Ilivani from Fiji said the Winston cyclone devastated the country three years ago and life in her village became miserable, with no roads and electricity and rising kerosene prices. The mother-of-five got an opportunity when she was selected to attend the training in India. “These technical skills were new for me. Dealing with diode, resistance, IC, condenser was difficult initially. Language was a barrier; teachers here talk in Hindi. So, we communicated through signs. Now, I have made lots of friends from across the world. I hope I can earn my livelihood by selling solar lights, batteries, roasters etc.,” said Ilivani, who will move to Lautoka, the second largest city of Fiji.
Of the 45 new Solar Mamas, 10 are from war-torn Afghanistan and eight of them lost their husbands in Taliban attacks. Said Shashie Ahmedi from Gazni: “Our children have seen so much violence, pain and suffering. We are taking a gift from India for their future.”
There are 35 ‘master trainers’ — underprivileged local women who empowered themselves by learning the skills and are now sharing their knowledge with the world — at the Barefoot College. Leela Devi, 45, from Kishangarh, has studied only till Class 3. In 2003, she took the training and became a teacher. “We teach foreigners with the help of sign language and gestures. Sometimes, we teach them simple Hindi words so that they can understand us.”

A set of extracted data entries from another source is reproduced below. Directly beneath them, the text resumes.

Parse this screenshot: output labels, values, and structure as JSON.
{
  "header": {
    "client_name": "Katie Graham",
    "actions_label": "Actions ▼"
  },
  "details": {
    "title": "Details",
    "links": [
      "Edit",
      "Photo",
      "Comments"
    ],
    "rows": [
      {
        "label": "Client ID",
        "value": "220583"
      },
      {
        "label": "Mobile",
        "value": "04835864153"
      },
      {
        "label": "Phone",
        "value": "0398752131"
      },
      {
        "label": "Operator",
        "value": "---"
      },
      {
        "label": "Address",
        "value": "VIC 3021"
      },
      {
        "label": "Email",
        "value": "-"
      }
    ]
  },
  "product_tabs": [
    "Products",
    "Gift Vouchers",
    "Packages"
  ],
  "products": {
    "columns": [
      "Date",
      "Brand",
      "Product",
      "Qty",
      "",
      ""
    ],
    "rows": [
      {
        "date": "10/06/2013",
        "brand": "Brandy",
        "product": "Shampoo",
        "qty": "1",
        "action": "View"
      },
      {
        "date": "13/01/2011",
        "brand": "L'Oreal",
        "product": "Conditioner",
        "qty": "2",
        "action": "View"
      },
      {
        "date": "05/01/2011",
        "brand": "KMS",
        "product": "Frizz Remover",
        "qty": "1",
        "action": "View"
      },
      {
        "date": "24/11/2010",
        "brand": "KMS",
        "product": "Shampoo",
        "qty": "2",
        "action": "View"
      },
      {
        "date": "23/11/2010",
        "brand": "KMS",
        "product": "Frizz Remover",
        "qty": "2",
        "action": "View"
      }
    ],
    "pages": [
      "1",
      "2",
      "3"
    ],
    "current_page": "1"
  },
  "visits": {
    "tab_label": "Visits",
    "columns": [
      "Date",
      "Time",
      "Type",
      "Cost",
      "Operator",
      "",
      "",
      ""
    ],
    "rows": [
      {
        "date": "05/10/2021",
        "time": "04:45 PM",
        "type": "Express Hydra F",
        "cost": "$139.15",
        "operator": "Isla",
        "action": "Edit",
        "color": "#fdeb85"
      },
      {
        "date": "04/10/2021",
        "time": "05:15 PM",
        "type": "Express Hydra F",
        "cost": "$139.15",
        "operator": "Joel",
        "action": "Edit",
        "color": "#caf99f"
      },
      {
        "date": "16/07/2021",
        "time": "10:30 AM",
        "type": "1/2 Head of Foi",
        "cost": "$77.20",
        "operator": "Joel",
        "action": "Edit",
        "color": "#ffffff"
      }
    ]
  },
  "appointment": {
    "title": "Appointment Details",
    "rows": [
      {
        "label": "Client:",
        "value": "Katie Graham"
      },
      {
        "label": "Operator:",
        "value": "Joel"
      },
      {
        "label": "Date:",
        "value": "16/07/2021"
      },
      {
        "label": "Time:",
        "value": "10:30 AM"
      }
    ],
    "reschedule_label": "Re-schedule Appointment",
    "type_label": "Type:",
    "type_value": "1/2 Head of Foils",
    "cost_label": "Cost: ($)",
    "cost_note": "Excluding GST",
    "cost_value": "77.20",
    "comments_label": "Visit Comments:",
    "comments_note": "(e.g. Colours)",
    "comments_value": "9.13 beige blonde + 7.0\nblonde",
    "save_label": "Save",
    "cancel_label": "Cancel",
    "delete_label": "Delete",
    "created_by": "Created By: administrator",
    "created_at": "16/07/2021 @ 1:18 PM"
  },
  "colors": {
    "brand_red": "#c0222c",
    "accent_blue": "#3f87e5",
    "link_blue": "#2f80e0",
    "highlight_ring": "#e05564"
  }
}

Ziaulhaq Akhondzada, second secretary in the Afghanistan Embassy, said, “India is helping us rebuild in various ways. The skill training by Barefoot College will not only light up our villages but also give strength to our women.” Bhagwant Nandan, HoD, Solar Department, at the Barefoot College, said this training helped provide light to 84,000 houses in 1,293 villages, benefitting about 7 lakh people. About 7.86 crore litre kerosene was also saved in the process.
“We will miss Tilonia. Life has given us this opportunity and we are filled with gratitude. Thanks Tilonia, thanks India,” said an emotional Ilvina.